We get a powerful sense of the society and the era through vivid and darkly humorous descriptions and comments. About Charo, Pepe cynically observes that "in passionate solidarity mode," she becomes "a monument to class consciousness." In an effort to clamp down on illegal activity, the police close "all the brothels except the really expensive ones." Irritated by one young man's "self-satisfied grin of a jumped-up mafioso," the street-tough Pepe takes pleasure in the chance to clean his clock.

The reader senses the author's philosophy through the inner musings of Pepe Carvalho. who feels that his "journey between childhood and old age is a personal, non-transferable destiny" to be lived by him and him alone, and everybody else can "go and get stuffed." He looks back on the veterans of the Spanish Legion, "full of scorn and literature, setting off between the wars" on another armed adventure that "would never happen today," since people have now discovered "they can only do what's possible."

Lunching with two strangers from whom he hopes to glean information, the detective notices how one of them is "sacrificing an absent friend in order to keep in with the one sitting next to him." Pepe is soon bored with the men, finding their blind and belligerent expressions of nationalism stupid and unappealing.

In the era of women's liberation, the detective wearily observes the "geisha-like submission so typical of those liberated young middle-class women" as they invest their "pre-matrimonial enthusiasm" in "consolation prizes for unfulfilled ambitions." Cynically, he comments on the replacement of the "ancestral tradition of setting up a girl who had brought shame to her family with a corner shop" by its modernized version: "leasing a boutique for unhappily married women suffering from existential angst."

In the "green watery landscape" of the Netherlands, Pepe Carvalho observes the foreign workers "from a whole alphabet of poor European countries" where life is hard.

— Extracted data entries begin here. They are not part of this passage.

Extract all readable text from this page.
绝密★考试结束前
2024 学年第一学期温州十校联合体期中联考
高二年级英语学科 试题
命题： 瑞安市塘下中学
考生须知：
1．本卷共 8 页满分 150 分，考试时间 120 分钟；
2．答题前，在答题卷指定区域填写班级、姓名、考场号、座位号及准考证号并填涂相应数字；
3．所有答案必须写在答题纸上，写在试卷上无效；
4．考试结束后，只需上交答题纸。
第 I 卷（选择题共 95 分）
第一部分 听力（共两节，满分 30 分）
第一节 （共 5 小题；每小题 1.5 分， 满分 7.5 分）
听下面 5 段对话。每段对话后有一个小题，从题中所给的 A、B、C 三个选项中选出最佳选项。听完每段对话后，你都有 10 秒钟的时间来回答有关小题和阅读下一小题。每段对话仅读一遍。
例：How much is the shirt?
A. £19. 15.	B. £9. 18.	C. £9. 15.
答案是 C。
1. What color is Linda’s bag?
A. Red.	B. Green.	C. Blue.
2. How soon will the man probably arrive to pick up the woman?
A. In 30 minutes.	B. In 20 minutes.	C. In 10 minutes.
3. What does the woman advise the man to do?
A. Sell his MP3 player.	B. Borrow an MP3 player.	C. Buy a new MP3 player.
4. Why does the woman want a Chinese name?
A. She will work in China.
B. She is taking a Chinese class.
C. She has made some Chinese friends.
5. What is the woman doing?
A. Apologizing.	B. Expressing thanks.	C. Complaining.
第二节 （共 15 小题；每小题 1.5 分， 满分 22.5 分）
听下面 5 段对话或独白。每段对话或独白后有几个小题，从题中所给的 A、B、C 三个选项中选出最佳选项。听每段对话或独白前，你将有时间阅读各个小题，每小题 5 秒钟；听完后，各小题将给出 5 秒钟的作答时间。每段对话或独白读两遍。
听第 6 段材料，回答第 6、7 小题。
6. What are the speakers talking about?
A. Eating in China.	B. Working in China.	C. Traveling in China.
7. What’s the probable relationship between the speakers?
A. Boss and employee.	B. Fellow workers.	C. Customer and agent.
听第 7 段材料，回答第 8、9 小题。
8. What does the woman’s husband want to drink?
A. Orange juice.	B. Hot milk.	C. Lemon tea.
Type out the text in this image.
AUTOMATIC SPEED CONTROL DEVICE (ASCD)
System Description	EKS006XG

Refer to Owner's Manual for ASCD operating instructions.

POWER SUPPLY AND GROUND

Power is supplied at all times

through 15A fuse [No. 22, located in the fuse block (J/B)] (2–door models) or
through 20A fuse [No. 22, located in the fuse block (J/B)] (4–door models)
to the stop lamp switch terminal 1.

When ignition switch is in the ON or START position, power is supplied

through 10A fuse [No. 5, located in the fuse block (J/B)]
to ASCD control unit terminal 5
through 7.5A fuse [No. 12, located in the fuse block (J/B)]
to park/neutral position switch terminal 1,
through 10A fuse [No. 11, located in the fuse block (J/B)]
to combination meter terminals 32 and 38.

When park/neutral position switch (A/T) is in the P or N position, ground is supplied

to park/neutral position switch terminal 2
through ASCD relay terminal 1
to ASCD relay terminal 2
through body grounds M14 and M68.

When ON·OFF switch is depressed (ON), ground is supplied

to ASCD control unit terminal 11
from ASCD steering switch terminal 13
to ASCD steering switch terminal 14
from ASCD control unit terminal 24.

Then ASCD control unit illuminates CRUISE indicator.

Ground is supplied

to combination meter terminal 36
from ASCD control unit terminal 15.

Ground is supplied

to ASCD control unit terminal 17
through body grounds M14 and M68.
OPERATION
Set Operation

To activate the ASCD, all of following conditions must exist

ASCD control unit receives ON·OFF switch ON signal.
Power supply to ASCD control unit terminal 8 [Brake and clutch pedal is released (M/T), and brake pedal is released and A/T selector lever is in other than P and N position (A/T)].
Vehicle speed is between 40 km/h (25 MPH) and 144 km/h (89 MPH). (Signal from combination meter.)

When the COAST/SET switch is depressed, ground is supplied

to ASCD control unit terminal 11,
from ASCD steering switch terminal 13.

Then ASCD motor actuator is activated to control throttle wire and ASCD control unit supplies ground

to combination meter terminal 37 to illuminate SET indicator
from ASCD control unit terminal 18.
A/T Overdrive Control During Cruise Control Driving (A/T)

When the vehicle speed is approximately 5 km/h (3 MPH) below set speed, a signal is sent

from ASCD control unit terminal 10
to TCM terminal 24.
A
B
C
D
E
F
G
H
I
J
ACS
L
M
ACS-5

He notices that the Turks, "fugitives from a dry country," have "lost their initial boisterousness and gradually accepted the convention of silence imposed by this part of Europe, where everything looked as though it were drawn with a ruler." Yet however civilized this northern nation may seem, Amsterdam is home to a secret and violent CIA organization awash with connections from Indonesia to Colombia.

Feeling "a rush of blind anger" towards both his own countrymen and the "phlegmatic Dutch cycling past," Pepe Carvalho is depressed by the thought that "Some are born to make history, others to suffer it." Luckily his body, which does not betray him, is at that moment walking him towards a fine restaurant called the House of Lords, where he will console himself with an excellent meal.

Born in a seedy Barcelona barrio as the Spanish Civil War ended, Manuel Vazquez Montalban was a poet and essayist as well as a novelist. By the time he died in 2003 at the age of 64, his 22 novels had appeared in 24 languages. His detective Pepe Carvalho lives on.